2) If your objective is to start a business, then licensing fees and royalties are only a small part of the adventure, costs and profits. And the tech transfer office absolutely has incentives to negotiate: their job, nominally, is to get stuff out there. You just don't know yet how these offices negotiate - what the usual terms are.
What it might end up looking like, is - by contrast to the entire business - a smallish licensing fee and smallish royalties (ongoing payments per device), of which 40% (perhaps) would go back to you personally. As opposed to going to your business which will be a different legal entity and ownership entirely. Your income stream personally and your business' income stream are very different things.

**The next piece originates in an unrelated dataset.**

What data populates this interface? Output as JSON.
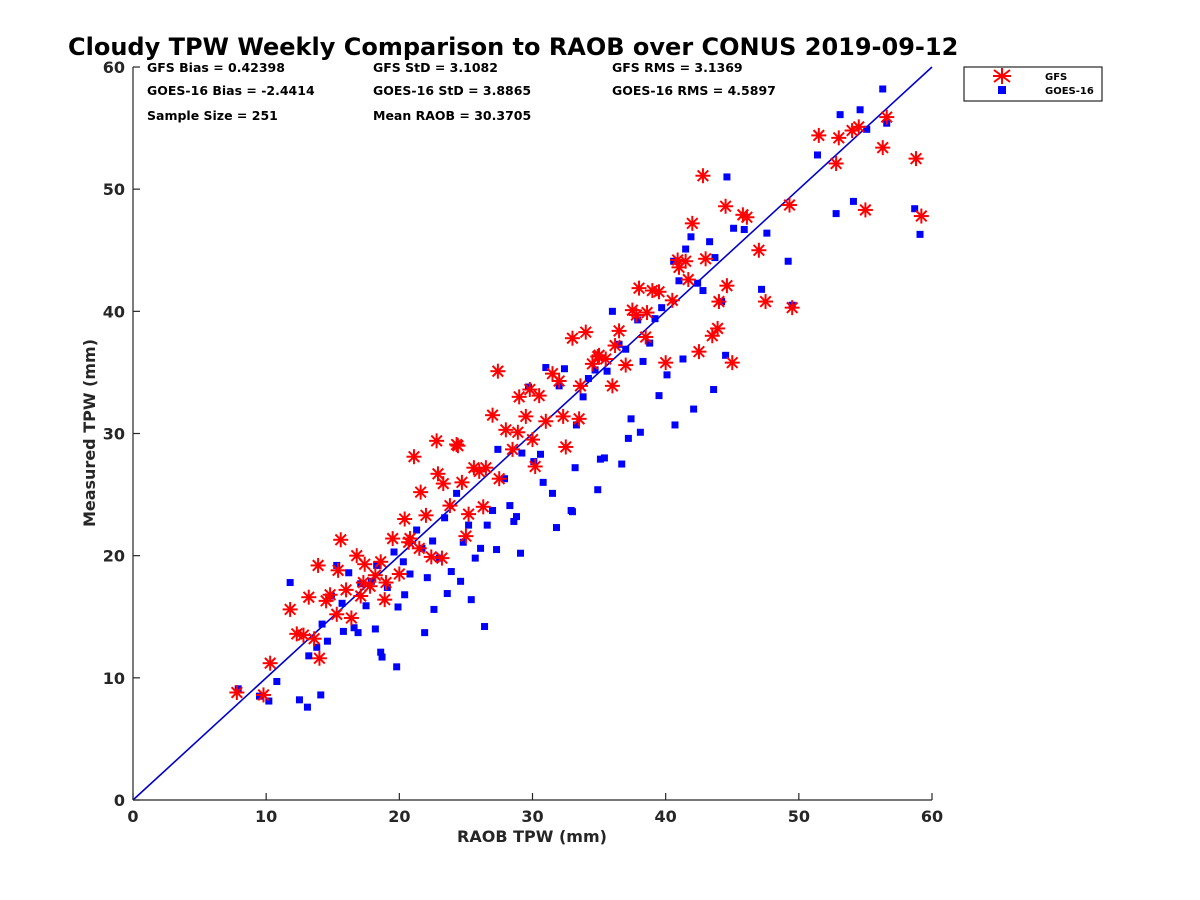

Depending on how things go, your share of ownership of the business can be quite small (as opposed of ownership of the invention). Lower than 40% most often, and still be an extremely valuable piece of the pie. And the two things are separate assets for you: interest in the invention and interest in the business.
3) By the time the business has an actual product, it's pretty likely there will be several patentable inventions in the business. The one pre-PhD, the university one, being just one of several, the rest owned outright by the business or others. Which probably matters in the discussion of licensing terms and royalties.